I'd strongly advise GETTING more data

You may not have the data historically, but if you can arrange to have some orifice plates installed and/or conduct some allocation tests in your wells it will vastly aid the accuracy

The problem you face is that even if you characterize your VLP curves etc, you still need to make assumptions about the local reservoir pressure and kh around each of your wells - both of which are usually quite different between wells

Perhaps you can go to logs and (gu)estimate kh per well, then assume average reservoir pressure per well is the same - armed with this info you can draw an EWAG (Engineered Wild Ass Guess) as to an appropriate production allocation based upon WHP's. Start with WHP and observed fluid cuts, assume a rate (if friction is significant), from VLP curves calc FBHP, from (gu)estimated kh and Pr calc flow rate from Darcy (iterate if friction is significant). Because the absolute value is not as important as the relative values between your wells this would probably be a reasonable method to use - I am assuming here that your wells are flowing naturally. If you are pumping them then go to your pump parameters for allocation.

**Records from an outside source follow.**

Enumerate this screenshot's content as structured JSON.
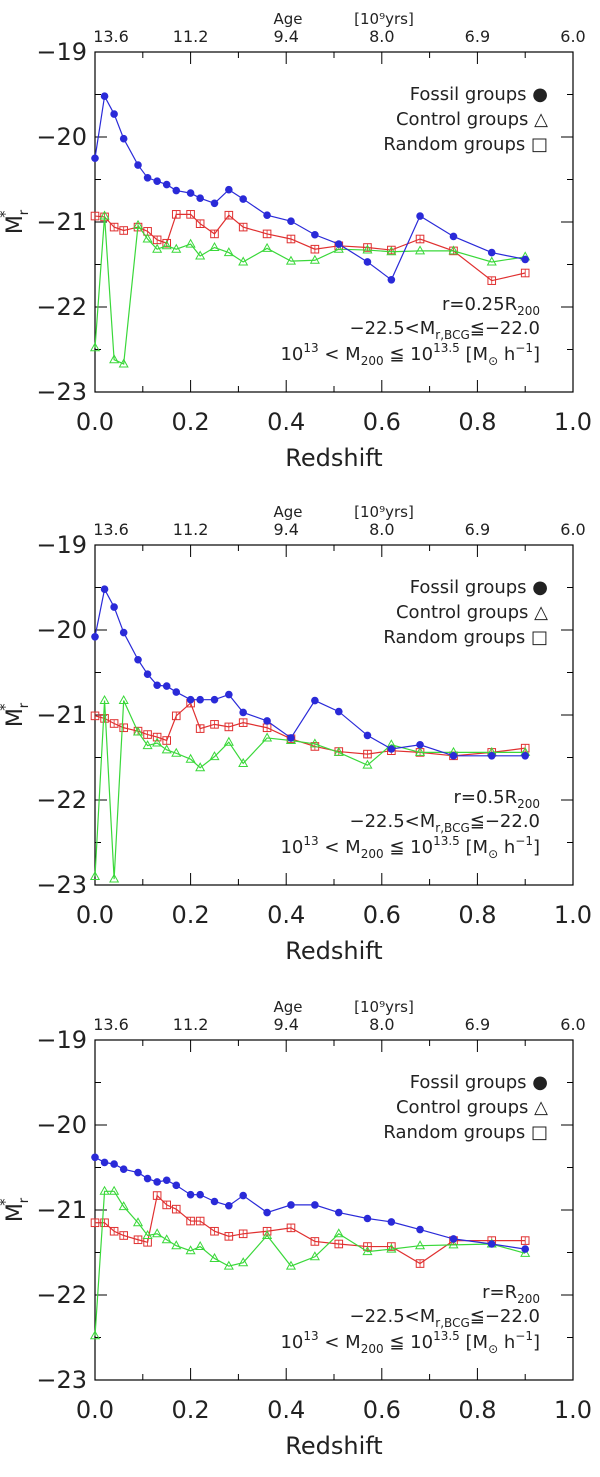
{
  "shared": {
    "age_label": "Age",
    "age_units": "[10⁹yrs]",
    "age_ticks": [
      "13.6",
      "11.2",
      "9.4",
      "8.0",
      "6.9",
      "6.0"
    ],
    "x_ticks": [
      "0.0",
      "0.2",
      "0.4",
      "0.6",
      "0.8",
      "1.0"
    ],
    "y_ticks": [
      "−19",
      "−20",
      "−21",
      "−22",
      "−23"
    ],
    "xlabel": "Redshift",
    "ylabel": "M",
    "ylabel_sup": "*",
    "ylabel_sub": "r",
    "legend": [
      "Fossil groups ●",
      "Control groups △",
      "Random groups □"
    ],
    "annotation_bcg": "−22.5<M",
    "annotation_bcg_sub": "r,BCG",
    "annotation_bcg_end": "≦−22.0",
    "annotation_mass": "10",
    "annotation_mass_sup1": "13",
    "annotation_mass_mid": " < M",
    "annotation_mass_sub": "200",
    "annotation_mass_le": " ≦ 10",
    "annotation_mass_sup2": "13.5",
    "annotation_mass_units": " [M",
    "annotation_mass_units_sub": "⊙",
    "annotation_mass_units_end": " h",
    "annotation_mass_units_sup": "−1",
    "annotation_mass_units_close": "]",
    "colors": {
      "fossil": "#2a2ad8",
      "control": "#3ad83a",
      "random": "#e03030"
    }
  },
  "chart_data": [
    {
      "type": "line",
      "radius_label": "r=0.25R",
      "radius_sub": "200",
      "xlabel": "Redshift",
      "ylabel": "M*r",
      "xlim": [
        0.0,
        1.0
      ],
      "ylim": [
        -19,
        -23
      ],
      "series": [
        {
          "name": "Fossil groups",
          "marker": "circle",
          "x": [
            0.0,
            0.02,
            0.04,
            0.06,
            0.09,
            0.11,
            0.13,
            0.15,
            0.17,
            0.2,
            0.22,
            0.25,
            0.28,
            0.31,
            0.36,
            0.41,
            0.46,
            0.51,
            0.57,
            0.62,
            0.68,
            0.75,
            0.83,
            0.9
          ],
          "y": [
            -20.25,
            -19.52,
            -19.73,
            -20.02,
            -20.33,
            -20.48,
            -20.52,
            -20.56,
            -20.63,
            -20.66,
            -20.72,
            -20.78,
            -20.62,
            -20.73,
            -20.92,
            -20.99,
            -21.15,
            -21.26,
            -21.47,
            -21.68,
            -20.93,
            -21.17,
            -21.36,
            -21.44
          ]
        },
        {
          "name": "Control groups",
          "marker": "triangle",
          "x": [
            0.0,
            0.02,
            0.04,
            0.06,
            0.09,
            0.11,
            0.13,
            0.15,
            0.17,
            0.2,
            0.22,
            0.25,
            0.28,
            0.31,
            0.36,
            0.41,
            0.46,
            0.51,
            0.57,
            0.62,
            0.68,
            0.75,
            0.83,
            0.9
          ],
          "y": [
            -22.48,
            -20.93,
            -22.62,
            -22.67,
            -21.04,
            -21.2,
            -21.32,
            -21.28,
            -21.32,
            -21.26,
            -21.4,
            -21.3,
            -21.36,
            -21.47,
            -21.31,
            -21.46,
            -21.45,
            -21.32,
            -21.33,
            -21.35,
            -21.34,
            -21.34,
            -21.47,
            -21.41
          ]
        },
        {
          "name": "Random groups",
          "marker": "square",
          "x": [
            0.0,
            0.02,
            0.04,
            0.06,
            0.09,
            0.11,
            0.13,
            0.15,
            0.17,
            0.2,
            0.22,
            0.25,
            0.28,
            0.31,
            0.36,
            0.41,
            0.46,
            0.51,
            0.57,
            0.62,
            0.68,
            0.75,
            0.83,
            0.9
          ],
          "y": [
            -20.93,
            -20.94,
            -21.06,
            -21.1,
            -21.06,
            -21.11,
            -21.21,
            -21.25,
            -20.91,
            -20.91,
            -21.02,
            -21.14,
            -20.92,
            -21.06,
            -21.14,
            -21.2,
            -21.32,
            -21.28,
            -21.3,
            -21.33,
            -21.2,
            -21.34,
            -21.69,
            -21.6
          ]
        }
      ]
    },
    {
      "type": "line",
      "radius_label": "r=0.5R",
      "radius_sub": "200",
      "xlabel": "Redshift",
      "ylabel": "M*r",
      "xlim": [
        0.0,
        1.0
      ],
      "ylim": [
        -19,
        -23
      ],
      "series": [
        {
          "name": "Fossil groups",
          "marker": "circle",
          "x": [
            0.0,
            0.02,
            0.04,
            0.06,
            0.09,
            0.11,
            0.13,
            0.15,
            0.17,
            0.2,
            0.22,
            0.25,
            0.28,
            0.31,
            0.36,
            0.41,
            0.46,
            0.51,
            0.57,
            0.62,
            0.68,
            0.75,
            0.83,
            0.9
          ],
          "y": [
            -20.08,
            -19.52,
            -19.73,
            -20.03,
            -20.35,
            -20.52,
            -20.65,
            -20.66,
            -20.73,
            -20.82,
            -20.82,
            -20.82,
            -20.76,
            -20.97,
            -21.07,
            -21.27,
            -20.83,
            -20.96,
            -21.24,
            -21.4,
            -21.35,
            -21.48,
            -21.48,
            -21.48
          ]
        },
        {
          "name": "Control groups",
          "marker": "triangle",
          "x": [
            0.0,
            0.02,
            0.04,
            0.06,
            0.09,
            0.11,
            0.13,
            0.15,
            0.17,
            0.2,
            0.22,
            0.25,
            0.28,
            0.31,
            0.36,
            0.41,
            0.46,
            0.51,
            0.57,
            0.62,
            0.68,
            0.75,
            0.83,
            0.9
          ],
          "y": [
            -22.9,
            -20.83,
            -22.93,
            -20.83,
            -21.2,
            -21.36,
            -21.33,
            -21.41,
            -21.45,
            -21.52,
            -21.62,
            -21.49,
            -21.32,
            -21.57,
            -21.27,
            -21.3,
            -21.34,
            -21.44,
            -21.59,
            -21.35,
            -21.44,
            -21.44,
            -21.44,
            -21.44
          ]
        },
        {
          "name": "Random groups",
          "marker": "square",
          "x": [
            0.0,
            0.02,
            0.04,
            0.06,
            0.09,
            0.11,
            0.13,
            0.15,
            0.17,
            0.2,
            0.22,
            0.25,
            0.28,
            0.31,
            0.36,
            0.41,
            0.46,
            0.51,
            0.57,
            0.62,
            0.68,
            0.75,
            0.83,
            0.9
          ],
          "y": [
            -21.01,
            -21.04,
            -21.1,
            -21.15,
            -21.19,
            -21.23,
            -21.26,
            -21.3,
            -21.01,
            -20.86,
            -21.16,
            -21.11,
            -21.14,
            -21.09,
            -21.15,
            -21.28,
            -21.37,
            -21.43,
            -21.46,
            -21.42,
            -21.44,
            -21.48,
            -21.44,
            -21.39
          ]
        }
      ]
    },
    {
      "type": "line",
      "radius_label": "r=R",
      "radius_sub": "200",
      "xlabel": "Redshift",
      "ylabel": "M*r",
      "xlim": [
        0.0,
        1.0
      ],
      "ylim": [
        -19,
        -23
      ],
      "series": [
        {
          "name": "Fossil groups",
          "marker": "circle",
          "x": [
            0.0,
            0.02,
            0.04,
            0.06,
            0.09,
            0.11,
            0.13,
            0.15,
            0.17,
            0.2,
            0.22,
            0.25,
            0.28,
            0.31,
            0.36,
            0.41,
            0.46,
            0.51,
            0.57,
            0.62,
            0.68,
            0.75,
            0.83,
            0.9
          ],
          "y": [
            -20.38,
            -20.44,
            -20.46,
            -20.52,
            -20.56,
            -20.63,
            -20.67,
            -20.65,
            -20.71,
            -20.82,
            -20.82,
            -20.9,
            -20.95,
            -20.83,
            -21.03,
            -20.94,
            -20.94,
            -21.03,
            -21.1,
            -21.14,
            -21.23,
            -21.34,
            -21.4,
            -21.46
          ]
        },
        {
          "name": "Control groups",
          "marker": "triangle",
          "x": [
            0.0,
            0.02,
            0.04,
            0.06,
            0.09,
            0.11,
            0.13,
            0.15,
            0.17,
            0.2,
            0.22,
            0.25,
            0.28,
            0.31,
            0.36,
            0.41,
            0.46,
            0.51,
            0.57,
            0.62,
            0.68,
            0.75,
            0.83,
            0.9
          ],
          "y": [
            -22.48,
            -20.78,
            -20.78,
            -20.96,
            -21.15,
            -21.3,
            -21.28,
            -21.35,
            -21.42,
            -21.48,
            -21.43,
            -21.57,
            -21.66,
            -21.62,
            -21.3,
            -21.66,
            -21.55,
            -21.28,
            -21.49,
            -21.46,
            -21.42,
            -21.41,
            -21.4,
            -21.51
          ]
        },
        {
          "name": "Random groups",
          "marker": "square",
          "x": [
            0.0,
            0.02,
            0.04,
            0.06,
            0.09,
            0.11,
            0.13,
            0.15,
            0.17,
            0.2,
            0.22,
            0.25,
            0.28,
            0.31,
            0.36,
            0.41,
            0.46,
            0.51,
            0.57,
            0.62,
            0.68,
            0.75,
            0.83,
            0.9
          ],
          "y": [
            -21.15,
            -21.15,
            -21.25,
            -21.3,
            -21.35,
            -21.38,
            -20.83,
            -20.94,
            -20.99,
            -21.13,
            -21.13,
            -21.25,
            -21.31,
            -21.28,
            -21.25,
            -21.21,
            -21.37,
            -21.4,
            -21.43,
            -21.43,
            -21.63,
            -21.36,
            -21.36,
            -21.36
          ]
        }
      ]
    }
  ]
}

Another thing to check is that usually wells are occasionally shutin for periods. While they generally are not shutin for long enough for a true buildup, if you choose a standard shutin period (ie 12 hours/24 hours etc) that is often met, then plot the WHP of your shutin wells over time (you may well have to make estimates of the fluid cuts in the tubing) you may glean more information about connectivity, kh and pressure support in each of your well - your better kh wells will build up more rapidly, and your higher Pr wells will extrapolate a sqrt time plot to a higher point.